Sulfur has been suggested as a material for lithium-ion batteries because of its low cost and potential to hold more energy than lithium-metal oxides and other materials used in traditional ion-based versions. To make Li-S batteries stable at high temperatures, researchers have previously proposed using a carbonate-based electrolyte to separate the two electrodes (an iron sulfide cathode and a lithium metal-containing anode). However, as the sulfide in the cathode dissolves into the electrolyte, it forms an impenetrable precipitate, causing the cell to quickly lose capacity. Liping Wang and colleagues wondered if they could add a layer between the cathode and electrolyte to reduce this corrosion without reducing functionality and rechargeability.

The team coated iron sulfide cathodes in different polymers and found in initial electrochemical performance tests that polyacrylic acid (PAA) performed best, retaining the electrode’s discharge capacity after 300 charge-discharge cycles. Next, the researchers incorporated a PAA-coated iron sulfide cathode into a prototype battery design, which also included a carbonate-based electrolyte, a lithium metal foil as an ion source, and a graphite-based anode. They produced and then tested both pouch cell and coin cell battery prototypes.

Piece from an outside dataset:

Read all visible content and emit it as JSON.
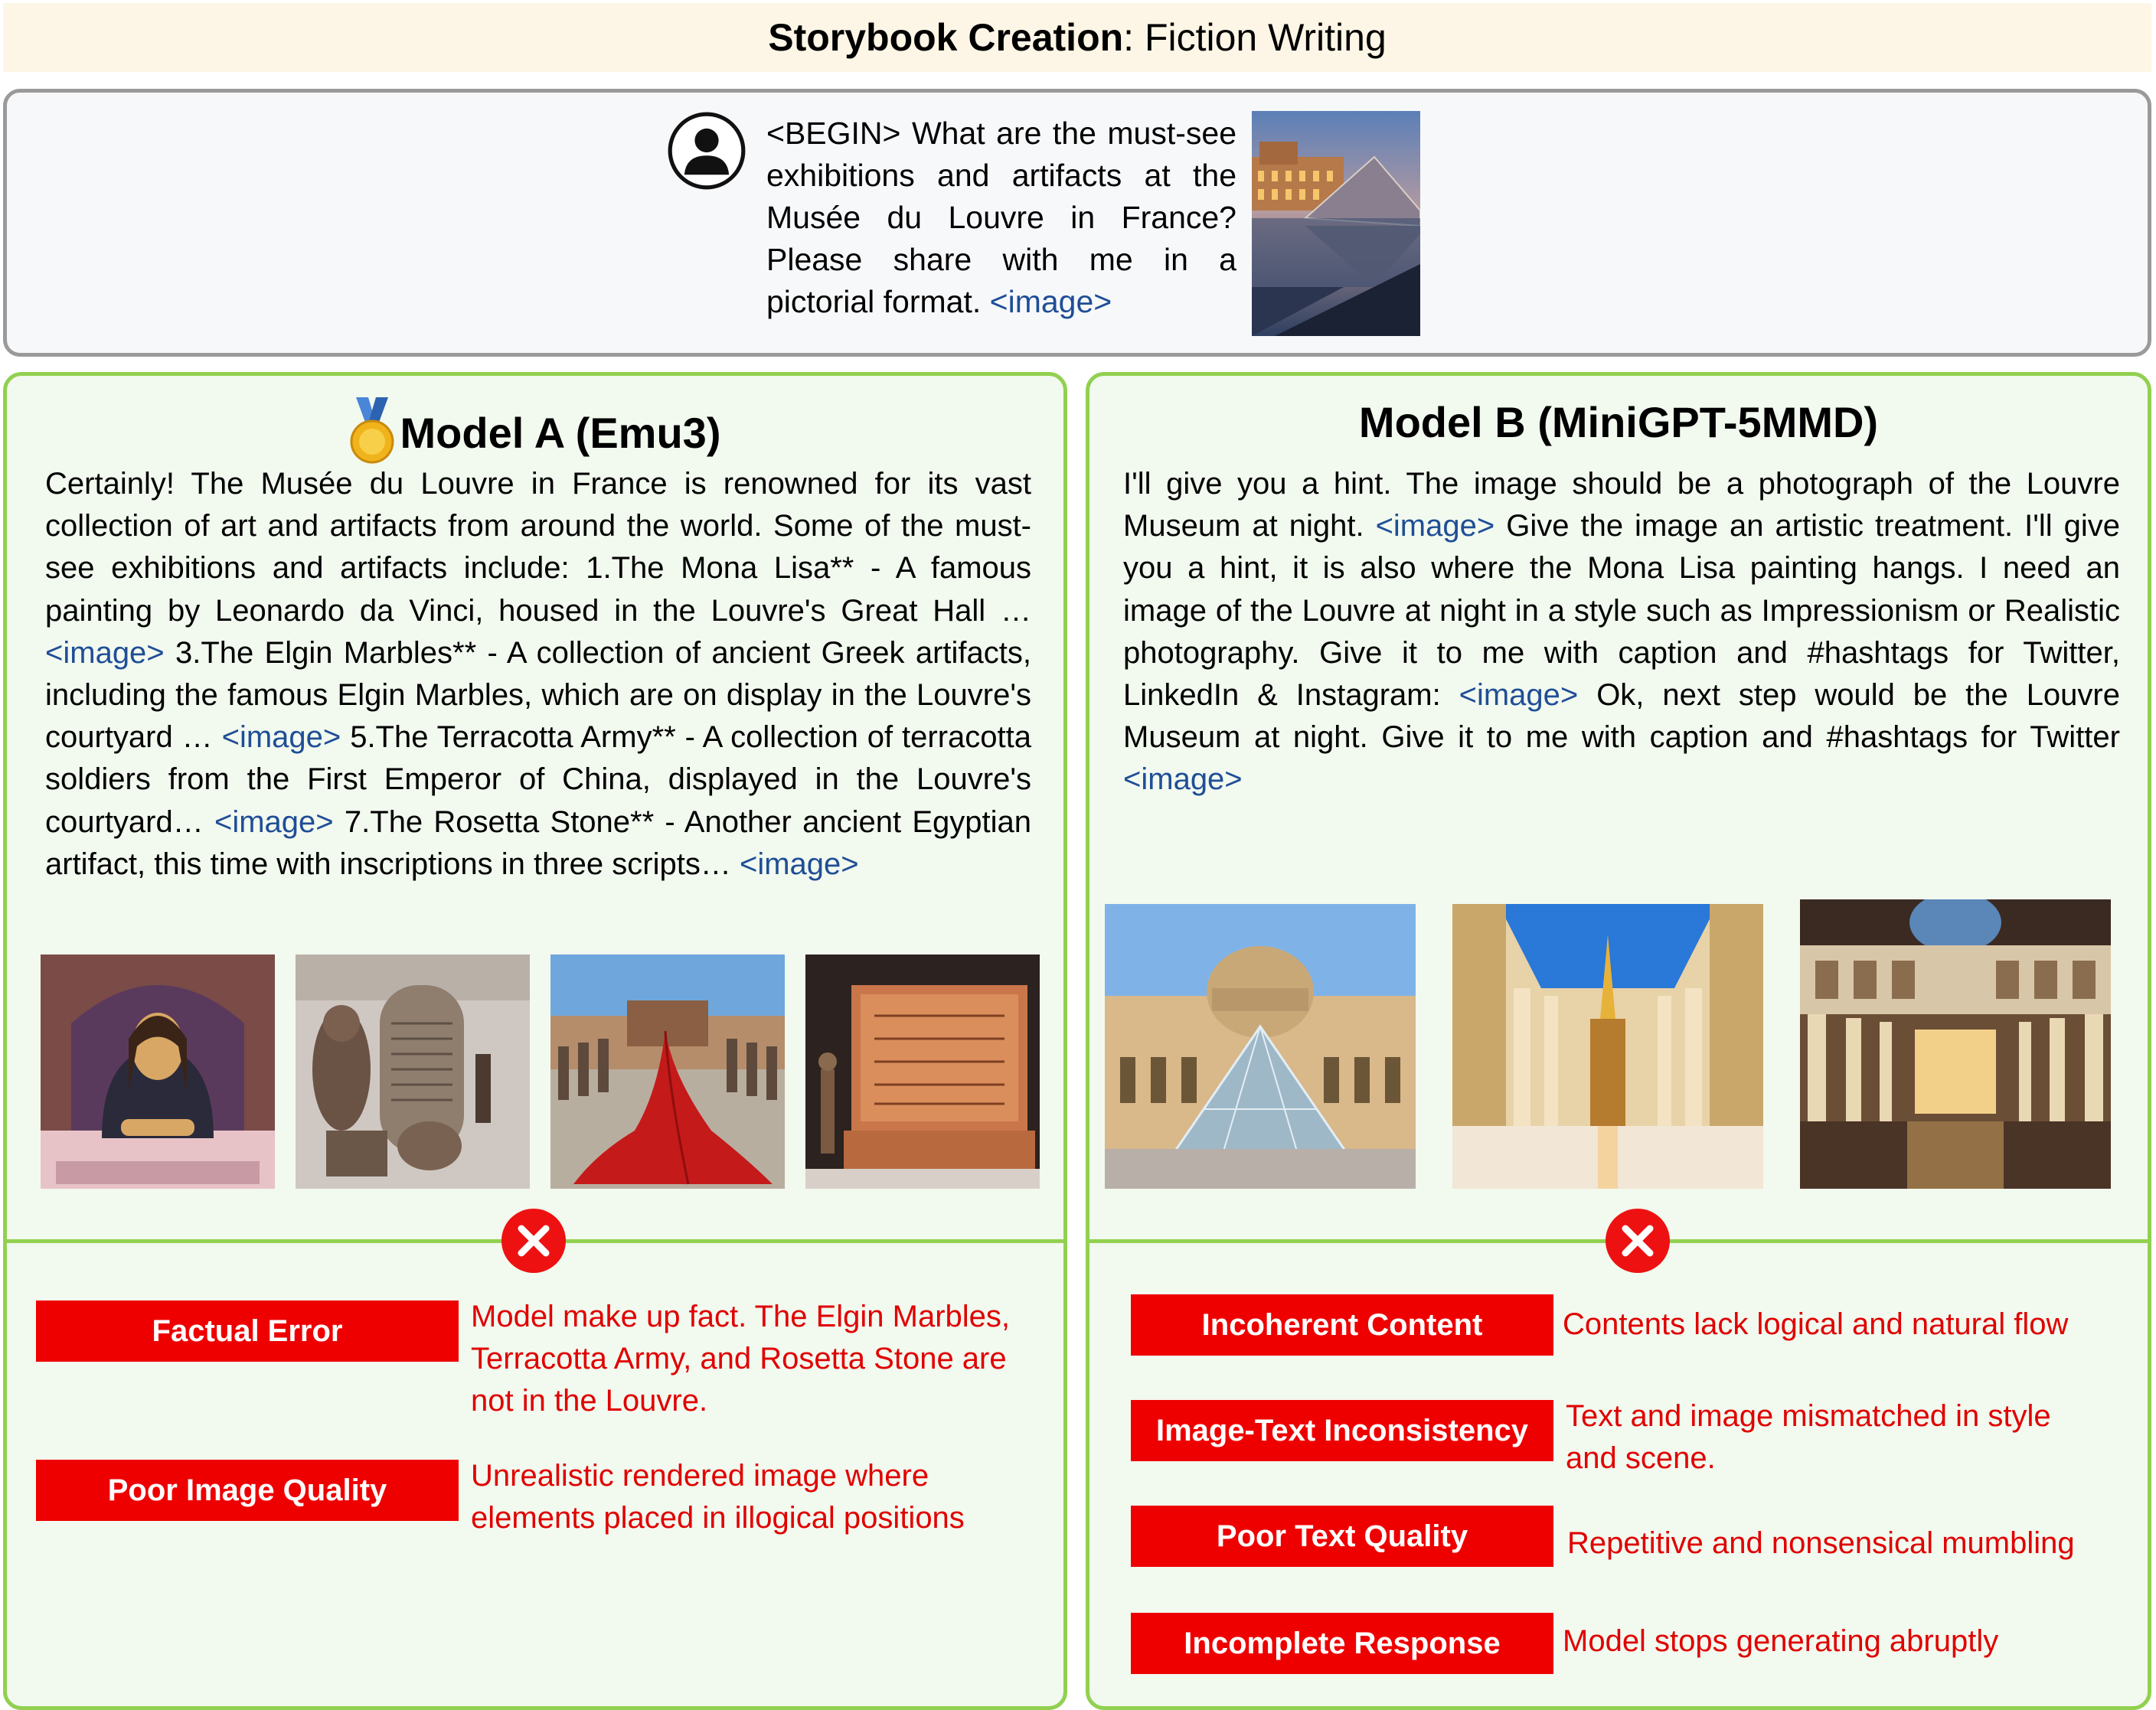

After more than 100 charge-discharge cycles, Wang and colleagues observed no substantial capacity decay in the pouch cell. Additional experiments showed that the pouch cell still worked after being folded and cut in half. The coin cell retained 72% of its capacity after 300 charge-discharge cycles. They next applied the polymer coating to cathodes made from other metals, creating lithium-molybdenum and lithium-vanadium batteries. These cells also had stable capacity over 300 charge-discharge cycles. Overall, the results indicate that coated cathodes could produce not only safer Li-S batteries with long lifespans, but also efficient batteries with other metal sulfides, according to Wang’s team.

The authors acknowledge funding from the National Natural Science Foundation of China; the Natural Science Foundation of Sichuan, China; and the Beijing National Laboratory for Condensed Matter Physics.